Inhibition of sphingosine kinase 1 ameliorates acute liver failure by reducing high-mobility group box 1 cytoplasmic translocation in liver cells

Abstract

AIM: To determine the therapeutic potential of sphingosine kinase 1 (Sphk1) inhibition and its underlying mechanism in a well-characterized mouse model of D-galactosamine (D-GalN)/lipopolysaccharide (LPS)-induced acute liver failure (ALF).

METHODS: Balb/c mice were randomly assigned to different groups, with ALF induced by intraperitoneal injection of D-GaIN (600 mg/kg) and LPS (10 μg/kg). The Kaplan-Meier method was used for survival analysis. Serum alanine aminotransferase (ALT) and aspartate aminotransferase (AST) levels at different time points within one week were determined using a multi-parametric analyzer. Serum high-mobility group box 1 (HMGB1), tumor necrosis factor-α (TNF-α), interleukin (IL)-1β, IL-6, IL-10, and sphingosine-1-phosphate were detected by enzyme-linked immunosorbent assay.

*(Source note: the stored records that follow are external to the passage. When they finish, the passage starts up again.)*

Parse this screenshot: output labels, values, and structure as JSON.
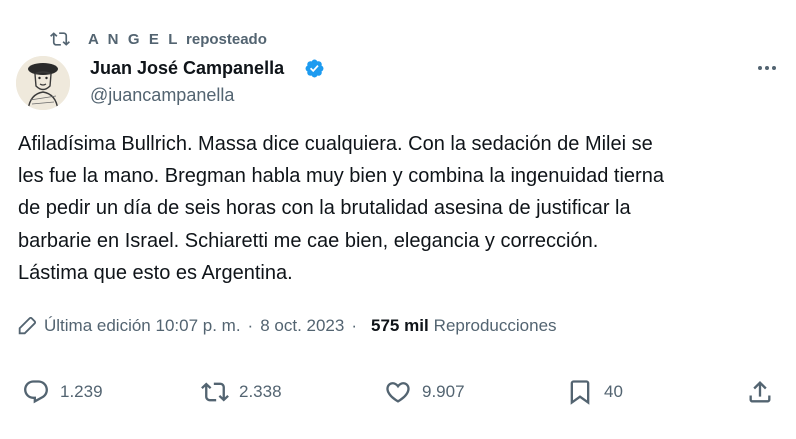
{
  "repost": {
    "user": "A N G E L",
    "label": "reposteado",
    "icon": "repost-icon"
  },
  "author": {
    "name": "Juan José Campanella",
    "handle": "@juancampanella",
    "verified_color": "#1d9bf0"
  },
  "tweet": {
    "lines": [
      "Afiladísima Bullrich. Massa dice cualquiera. Con la sedación de Milei se",
      "les fue la mano. Bregman habla muy bien y combina la ingenuidad tierna",
      "de pedir un día de seis horas con la brutalidad asesina de justificar la",
      "barbarie en Israel. Schiaretti me cae bien, elegancia y corrección.",
      "Lástima que esto es Argentina."
    ]
  },
  "meta": {
    "edited": "Última edición 10:07 p. m.",
    "separator": "·",
    "date": "8 oct. 2023",
    "views": "575 mil",
    "views_label": "Reproducciones"
  },
  "actions": {
    "replies": "1.239",
    "reposts": "2.338",
    "likes": "9.907",
    "bookmarks": "40"
  },
  "colors": {
    "text": "#0f1419",
    "secondary": "#536471",
    "accent": "#1d9bf0"
  }
}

Hepatic morphological changes at 36 h after acute liver injury induction were assessed by hematoxylin and eosin staining. HMGB1 expression in hepatocytes and cytoplasmic translocation were detected by immunohistochemistry. Expression of Sphk1 in liver tissue and peripheral blood mononuclear cells (PBMCs) was analyzed by Western blot.

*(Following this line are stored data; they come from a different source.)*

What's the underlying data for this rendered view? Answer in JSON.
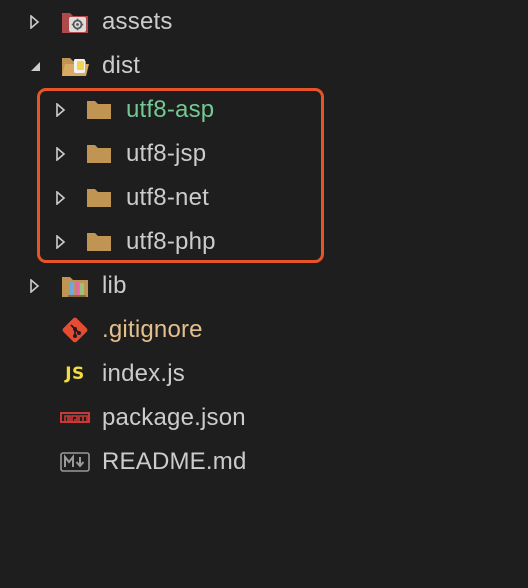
{
  "explorer": {
    "items": [
      {
        "label": "assets",
        "expanded": false,
        "icon": "folder-assets-icon",
        "color": "#cccccc"
      },
      {
        "label": "dist",
        "expanded": true,
        "icon": "folder-dist-open-icon",
        "color": "#cccccc"
      },
      {
        "label": "utf8-asp",
        "expanded": false,
        "icon": "folder-icon",
        "color": "#73c991"
      },
      {
        "label": "utf8-jsp",
        "expanded": false,
        "icon": "folder-icon",
        "color": "#cccccc"
      },
      {
        "label": "utf8-net",
        "expanded": false,
        "icon": "folder-icon",
        "color": "#cccccc"
      },
      {
        "label": "utf8-php",
        "expanded": false,
        "icon": "folder-icon",
        "color": "#cccccc"
      },
      {
        "label": "lib",
        "expanded": false,
        "icon": "folder-lib-icon",
        "color": "#cccccc"
      },
      {
        "label": ".gitignore",
        "icon": "git-icon",
        "color": "#e2c08d"
      },
      {
        "label": "index.js",
        "icon": "javascript-icon",
        "icon_text": "JS",
        "color": "#cccccc"
      },
      {
        "label": "package.json",
        "icon": "npm-icon",
        "color": "#cccccc"
      },
      {
        "label": "README.md",
        "icon": "markdown-icon",
        "color": "#cccccc"
      }
    ]
  },
  "colors": {
    "background": "#1e1e1e",
    "text": "#cccccc",
    "modified_green": "#73c991",
    "ignored_yellow": "#e2c08d",
    "highlight_border": "#e8542a",
    "folder": "#c09553",
    "js_yellow": "#f1dd3f",
    "npm_red": "#cb3837",
    "git_red": "#e44d33"
  }
}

RESULTS: The expression of Sphk1 in liver tissue and PBMCs was upregulated in GalN/LPS-induced ALF. Upregulated Sphk1 expression in liver tissue was mainly caused by Kupffer cells, the resident macrophages of the liver. The survival rates of mice in the N,N-dimethylsphingosine (DMS, a specific inhibitor of SphK1) treatment group were significantly higher than that of the control group (P < 0.001). DMS treatment significantly decreased the levels of serum ALT and AST at 6, 12, and 24 h compared with that of the control group (P < 0.01 for all). Serum HMGB1 levels at 6, 12, and 24 h, as well as serum TNF-α, IL-6, and IL-1β levels at 12 h, were significantly lower in the DMS treatment group than in the control group (P < 0.01 for all). Furthermore, hepatic inflammation, necrosis, and HMGB1 cytoplasm translocation in liver cells were significantly decreased in the DMS treatment group compared to the control group (43.72% ± 5.51% vs 3.57% ± 0.83%, χ² = 12.81, P < 0.01).

CONCLUSION: Inhibition of SphK1 ameliorates ALF by reducing HMGB1 cytoplasmic translocation in liver cells, and so might be a potential therapeutic strategy for this disease.

Keywords: Acute liver failure; Sphingosine kinase 1; High-mobility group box 1; Cytoplasmic translocation; Inflammatory cytokine

Core tip: Recent studies demonstrated that sphingosine kinase 1 (Sphk1) plays a critical role in sepsis-induced inflammatory responses and high-mobility group box 1 (HMGB1) cytoplasmic translocation has an important role in acute liver failure (ALF). The finding that SphK1 is able to mediate the secretion of proinflammatory mediators prompted us to investigate its role in systemic inflammatory response caused by ALF. In the present study, we demonstrated that SphK1 was critical in D-galactosamine/lipopolysaccharide-induced ALF in mice and that inhibition of SphK1 ameliorated ALF by reducing HMGB1 cytoplasmic translocation in liver cells in this animal model. Our findings suggest that inhibition of SphK1 might be a potential therapeutic strategy for ALF.